Working at the kitchen table a couple of days ago during the enormous rainstorm that made national news, I watched one car after another blow through the stop signs. It was dark. Streets were not just wet: a small stream of runoff had turned into a river cascading down the hill and flowing over the road. What were the chances someone would be able to stop quickly for a pedestrian or the sudden appearance of another car? It was time for action.
Quickly donning a rain jacket and boots, I grabbed my trusty Radio Shack bullhorn and headed down the hill. Found a little perch on the corner bank under some trees, and turned the volume on the bullhorn all the way up. Didn’t have to wait long for the first car.
“THAT’S A STOP SIGN!” I shouted into the mike. A driver looked in my direction but the car didn’t slow down. Another car slowed slightly before accelerating through the intersection. “THAT’S A STOP SIGN!” No response. In 30 minutes I made my announcement more than 30 times. A couple of cars stopped like they were going to come back but didn’t. One woman in the passenger seat turned a very startled face toward me. Music in some cars was so loud that nothing could be heard over it. Several drivers appeared to be paying more attention to their cell phone conversations than to the dangerous driving conditions. One talented driver rolled through the intersection while simultaneously managing to open his door and toss out an empty Doritos bag. He was driving an SUV.
I recognized our next door neighbor’s car as he stopped at the intersection. He and his Dad pulled up in front of me and asked if the rain had pushed me over the edge.

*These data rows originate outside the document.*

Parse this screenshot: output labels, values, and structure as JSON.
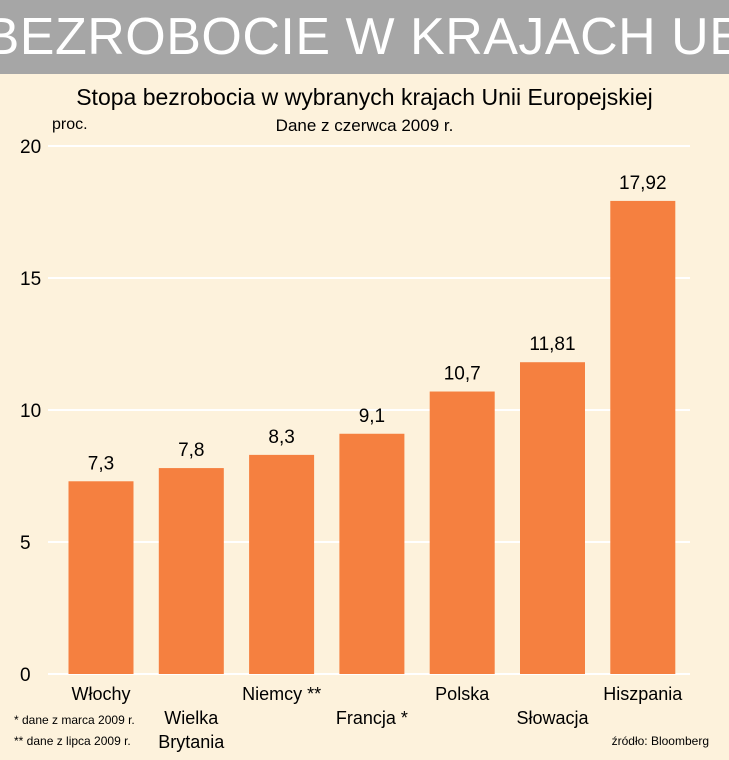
{
  "banner": {
    "title": "BEZROBOCIE W KRAJACH UE"
  },
  "chart_data": {
    "type": "bar",
    "title": "Stopa bezrobocia w wybranych krajach Unii Europejskiej",
    "subtitle": "Dane z czerwca 2009 r.",
    "ylabel": "proc.",
    "ylim": [
      0,
      20
    ],
    "yticks": [
      "0",
      "5",
      "10",
      "15",
      "20"
    ],
    "grid": true,
    "categories": [
      [
        "Włochy"
      ],
      [
        "Wielka",
        "Brytania"
      ],
      [
        "Niemcy **"
      ],
      [
        "Francja *"
      ],
      [
        "Polska"
      ],
      [
        "Słowacja"
      ],
      [
        "Hiszpania"
      ]
    ],
    "values": [
      7.3,
      7.8,
      8.3,
      9.1,
      10.7,
      11.81,
      17.92
    ],
    "value_labels": [
      "7,3",
      "7,8",
      "8,3",
      "9,1",
      "10,7",
      "11,81",
      "17,92"
    ],
    "bar_color": "#f58040"
  },
  "footnotes": {
    "note1": "* dane z marca 2009 r.",
    "note2": "** dane z lipca 2009 r.",
    "source": "źródło: Bloomberg"
  }
}
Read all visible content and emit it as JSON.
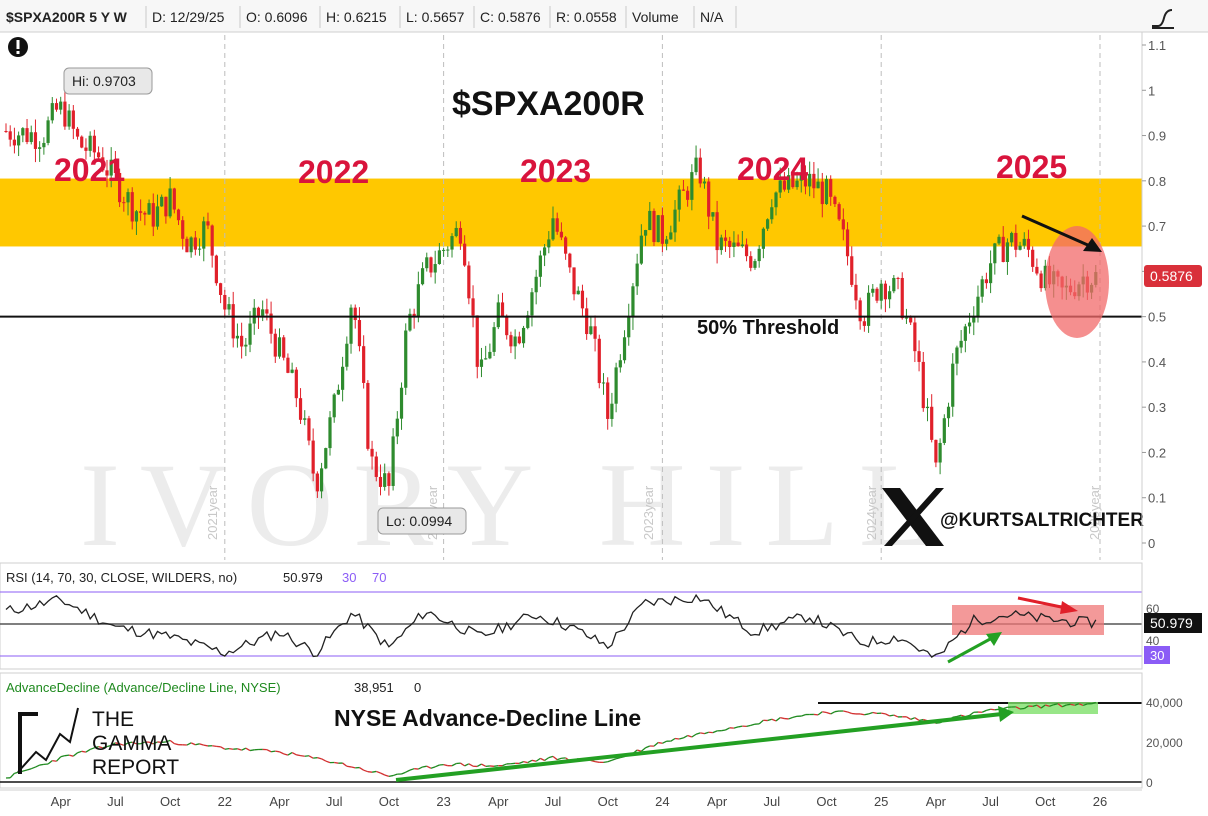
{
  "header": {
    "symbol": "$SPXA200R 5 Y W",
    "date": "D: 12/29/25",
    "open": "O: 0.6096",
    "high": "H: 0.6215",
    "low": "L: 0.5657",
    "close": "C: 0.5876",
    "range": "R: 0.0558",
    "volume_label": "Volume",
    "volume_value": "N/A"
  },
  "colors": {
    "up": "#2e8b2e",
    "down": "#e0202a",
    "band": "#ffc800",
    "year_text": "#d9143c",
    "rsi_line": "#222222",
    "rsi_level": "#8b5cf6",
    "ad_up": "#1f8a1f",
    "ad_down": "#d23030",
    "arrow_green": "#23a023"
  },
  "main": {
    "title": "$SPXA200R",
    "year_labels": [
      "2021",
      "2022",
      "2023",
      "2024",
      "2025"
    ],
    "watermark_years": [
      "2021year",
      "2022year",
      "2023year",
      "2024year",
      "2025year"
    ],
    "threshold_label": "50% Threshold",
    "hi_label": "Hi: 0.9703",
    "lo_label": "Lo: 0.0994",
    "last_value": "0.5876",
    "handle": "@KURTSALTRICHTER",
    "watermark": "IVORY HILL"
  },
  "rsi": {
    "label": "RSI (14, 70, 30, CLOSE, WILDERS, no)",
    "value": "50.979",
    "lvl30": "30",
    "lvl70": "70",
    "ticks": [
      "60",
      "40"
    ],
    "last_value": "50.979",
    "low_tag": "30"
  },
  "ad": {
    "label": "AdvanceDecline (Advance/Decline Line, NYSE)",
    "value": "38,951",
    "zero": "0",
    "title": "NYSE Advance-Decline Line",
    "ticks": [
      "40,000",
      "20,000",
      "0"
    ],
    "logo": [
      "THE",
      "GAMMA",
      "REPORT"
    ]
  },
  "x_axis": [
    "Apr",
    "Jul",
    "Oct",
    "22",
    "Apr",
    "Jul",
    "Oct",
    "23",
    "Apr",
    "Jul",
    "Oct",
    "24",
    "Apr",
    "Jul",
    "Oct",
    "25",
    "Apr",
    "Jul",
    "Oct",
    "26"
  ],
  "chart_data": {
    "type": "candlestick",
    "title": "$SPXA200R",
    "timeframe": "5 Y W",
    "ylim": [
      0,
      1.1
    ],
    "y_ticks": [
      0,
      0.1,
      0.2,
      0.3,
      0.4,
      0.5,
      0.6,
      0.7,
      0.8,
      0.9,
      1,
      1.1
    ],
    "y_tick_labels": [
      "0",
      "0.1",
      "0.2",
      "0.3",
      "0.4",
      "0.5",
      "0.6",
      "0.7",
      "0.8",
      "0.9",
      "1",
      "1.1"
    ],
    "threshold": 0.5,
    "highlight_band": [
      0.655,
      0.805
    ],
    "hi": 0.9703,
    "lo": 0.0994,
    "last": 0.5876,
    "x_start": "2021-01",
    "x_end": "2026-01",
    "approx_path": [
      [
        "2021-01",
        0.91
      ],
      [
        "2021-03",
        0.9
      ],
      [
        "2021-04",
        0.97
      ],
      [
        "2021-05",
        0.88
      ],
      [
        "2021-06",
        0.86
      ],
      [
        "2021-07",
        0.8
      ],
      [
        "2021-08",
        0.74
      ],
      [
        "2021-09",
        0.72
      ],
      [
        "2021-10",
        0.76
      ],
      [
        "2021-11",
        0.66
      ],
      [
        "2021-12",
        0.7
      ],
      [
        "2022-01",
        0.52
      ],
      [
        "2022-02",
        0.43
      ],
      [
        "2022-03",
        0.52
      ],
      [
        "2022-05",
        0.32
      ],
      [
        "2022-06",
        0.13
      ],
      [
        "2022-07",
        0.3
      ],
      [
        "2022-08",
        0.55
      ],
      [
        "2022-09",
        0.18
      ],
      [
        "2022-10",
        0.12
      ],
      [
        "2022-11",
        0.48
      ],
      [
        "2022-12",
        0.6
      ],
      [
        "2023-02",
        0.7
      ],
      [
        "2023-03",
        0.36
      ],
      [
        "2023-04",
        0.5
      ],
      [
        "2023-05",
        0.45
      ],
      [
        "2023-06",
        0.58
      ],
      [
        "2023-07",
        0.72
      ],
      [
        "2023-08",
        0.58
      ],
      [
        "2023-09",
        0.48
      ],
      [
        "2023-10",
        0.28
      ],
      [
        "2023-11",
        0.5
      ],
      [
        "2023-12",
        0.72
      ],
      [
        "2024-01",
        0.68
      ],
      [
        "2024-03",
        0.83
      ],
      [
        "2024-04",
        0.66
      ],
      [
        "2024-06",
        0.63
      ],
      [
        "2024-07",
        0.77
      ],
      [
        "2024-09",
        0.8
      ],
      [
        "2024-10",
        0.77
      ],
      [
        "2024-11",
        0.66
      ],
      [
        "2024-12",
        0.5
      ],
      [
        "2025-01",
        0.58
      ],
      [
        "2025-02",
        0.55
      ],
      [
        "2025-03",
        0.4
      ],
      [
        "2025-04",
        0.16
      ],
      [
        "2025-05",
        0.4
      ],
      [
        "2025-06",
        0.52
      ],
      [
        "2025-07",
        0.62
      ],
      [
        "2025-08",
        0.67
      ],
      [
        "2025-09",
        0.65
      ],
      [
        "2025-10",
        0.58
      ],
      [
        "2025-11",
        0.55
      ],
      [
        "2025-12",
        0.5876
      ]
    ],
    "rsi": {
      "ylim": [
        25,
        75
      ],
      "levels": [
        30,
        70
      ],
      "last": 50.979,
      "approx_path": [
        [
          "2021-01",
          58
        ],
        [
          "2021-04",
          65
        ],
        [
          "2021-07",
          48
        ],
        [
          "2021-10",
          42
        ],
        [
          "2022-01",
          32
        ],
        [
          "2022-04",
          45
        ],
        [
          "2022-06",
          32
        ],
        [
          "2022-08",
          57
        ],
        [
          "2022-10",
          35
        ],
        [
          "2022-12",
          58
        ],
        [
          "2023-03",
          42
        ],
        [
          "2023-06",
          56
        ],
        [
          "2023-08",
          48
        ],
        [
          "2023-10",
          36
        ],
        [
          "2023-12",
          63
        ],
        [
          "2024-03",
          67
        ],
        [
          "2024-06",
          45
        ],
        [
          "2024-09",
          55
        ],
        [
          "2024-12",
          38
        ],
        [
          "2025-02",
          42
        ],
        [
          "2025-04",
          28
        ],
        [
          "2025-06",
          52
        ],
        [
          "2025-08",
          56
        ],
        [
          "2025-10",
          53
        ],
        [
          "2025-12",
          50.979
        ]
      ]
    },
    "advance_decline": {
      "ylim": [
        0,
        45000
      ],
      "ticks": [
        0,
        20000,
        40000
      ],
      "last": 38951,
      "approx_path": [
        [
          "2021-01",
          2000
        ],
        [
          "2021-04",
          12000
        ],
        [
          "2021-07",
          19000
        ],
        [
          "2021-10",
          20000
        ],
        [
          "2022-01",
          17000
        ],
        [
          "2022-04",
          15000
        ],
        [
          "2022-07",
          10000
        ],
        [
          "2022-10",
          3000
        ],
        [
          "2023-01",
          9000
        ],
        [
          "2023-04",
          8000
        ],
        [
          "2023-07",
          12000
        ],
        [
          "2023-10",
          10000
        ],
        [
          "2024-01",
          20000
        ],
        [
          "2024-04",
          26000
        ],
        [
          "2024-07",
          31000
        ],
        [
          "2024-10",
          35000
        ],
        [
          "2025-01",
          34000
        ],
        [
          "2025-04",
          30000
        ],
        [
          "2025-07",
          36000
        ],
        [
          "2025-10",
          38000
        ],
        [
          "2025-12",
          38951
        ]
      ]
    }
  }
}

During the explanation of my mission I bullhorned two more drivers so my neighbors could see me in action.
* * * * * *
Did I accomplish anything?
- Perhaps one or two of the bullhorned drivers will think twice next time they approach our intersection. Perhaps not.
- Felt a little better for having done something in response to my frustration.
- Got to thinking about what a selfish thing driving can be:
- How much of it is about my own convenience;
- How my warm, dry, comfortable cocoon of a car insulates me from considering the needs of others;
- How being in a car makes it easy for me to feel powerful and above the law, and makes it easy for me to break the law;
- How willing I am to consume the resources necessary to support my driving habits.
All in all, it wasn’t a complete waste of time – or so I’m telling myself. I will call the police again today to see if we can get some real help at that intersection. In the meantime, I suppose I should surrender my vigilante badge – for now.